Increasing Peer Social Interactions Using the Preferred Interests of Preschoolers With Autism
|LACI WATKINS (The University of Texas at Austin), Mark O'Reilly (The University of Texas at Austin), Michelle Kuhn (The University of Texas at Austin), Katherine Ledbetter-Cho (Texas State University)|
The literature suggests that children with autism spectrum disorder (ASD) educated in inclusive settings generally do not interact with their typically developing classmates during social activities. This study assessed whether an antecedent strategy of incorporating the preferred interests of preschoolers with ASD into play activities mutually engaging to typical peers would result in an increase in social interaction. A multiple baseline design across participants (with ABAB phases embedded) was used to demonstrate the effects of the intervention on participant initiations and responses during play sessions with typical peers. Initiations and responses to typical peers increased for all four participants, and generalization to novel peers was observed. Treatment gains were maintained during six-week follow- up sessions. Recommendations for practitioners working with children with ASD in inclusive settings and potential areas of future research are discussed.
|Teaching Stimulus Control via Class-Wide Multiple Schedules of Reinforcement in Public Elementary School Classrooms|
|JESSICA TORELLI (Vanderbilt University), Blair Lloyd (Vanderbilt University), Claire Diekman (Vanderbilt University), Joseph H. Wehby (Vanderbilt University)|
|Abstract: In elementary school classrooms, students commonly recruit teacher attention at inappropriately high rates or at inappropriate times.
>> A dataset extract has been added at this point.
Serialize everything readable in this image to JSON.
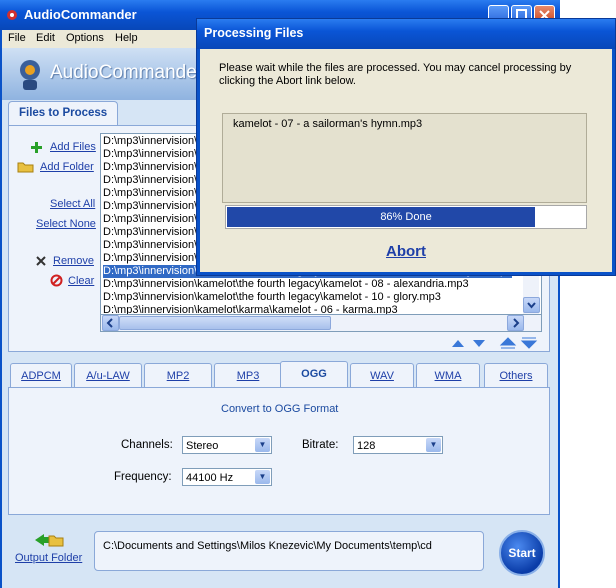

Multiple schedule interventions have been used to teach stimulus control by signaling to students when reinforcement is and is not available contingent on an appropriate response. The purpose of the current study was to evaluate effects of a class-wide multiple schedule on differentiated rates of student recruitment of teacher attention in two public elementary classrooms. General education teachers implemented the multiple schedule intervention in the context of a common instructional routine (i.e., small group rotations among reading centers). Results indicated that the multiple schedule intervention was effective at decreasing disruptive bids for attention when teacher attention was not available. Additional research on teacher implementation of class-wide multiple schedules is needed to evaluate whether this intervention may be identified as an effective supplement to tier 1 classroom management strategies within multi-tiered systems of support.|
Testing a Model for Assessment and Intervention Decision-Making for Students With Co-Occurring Behavior Problems and Reading Difficulties in the Classroom: Exploring the Relative Effects of Antecedent Intevention Strategies
|ANDREA EGAN HAMAD (Minnesota Department of Human Services), Jennifer J. McComas (University of Minnesota)|
Many students exhibit behavior problems and reading difficulties in the classroom. Interventions to address these issues have been shown to be increasingly less effective after third grade. A practical model was created in this study to assist researchers and practitioners in assessment and intervention decision-making. Six first-grade students participated in the three parts of this study: (1) functional analysis; (2) reading assessment; (3) brief analysis to test the effects of antecedent interventions matched and mismatched to hypothesis for reading difficulties on off-task behavior and reading accuracy. Results from the functional analyses revealed three participants with attention-maintained problem behavior and three participants with escape-maintained problem behavior and the reading assessment revealed that all six participants exhibited skill deficits. Participants received sessions of antecedent attention and the use of an instructional strategy immediately followed by independent reading in their classroom. Results showed response covariation (i.e., low levels of off-task behavior concurrent with high levels of reading accuracy) for two of six participants when the intervention strategy was matched to hypothesis for reading difficulties. Findings suggest that under some conditions, interventions that directly address reading difficulty may have potential to concurrently decrease problem behavior and increase reading accuracy.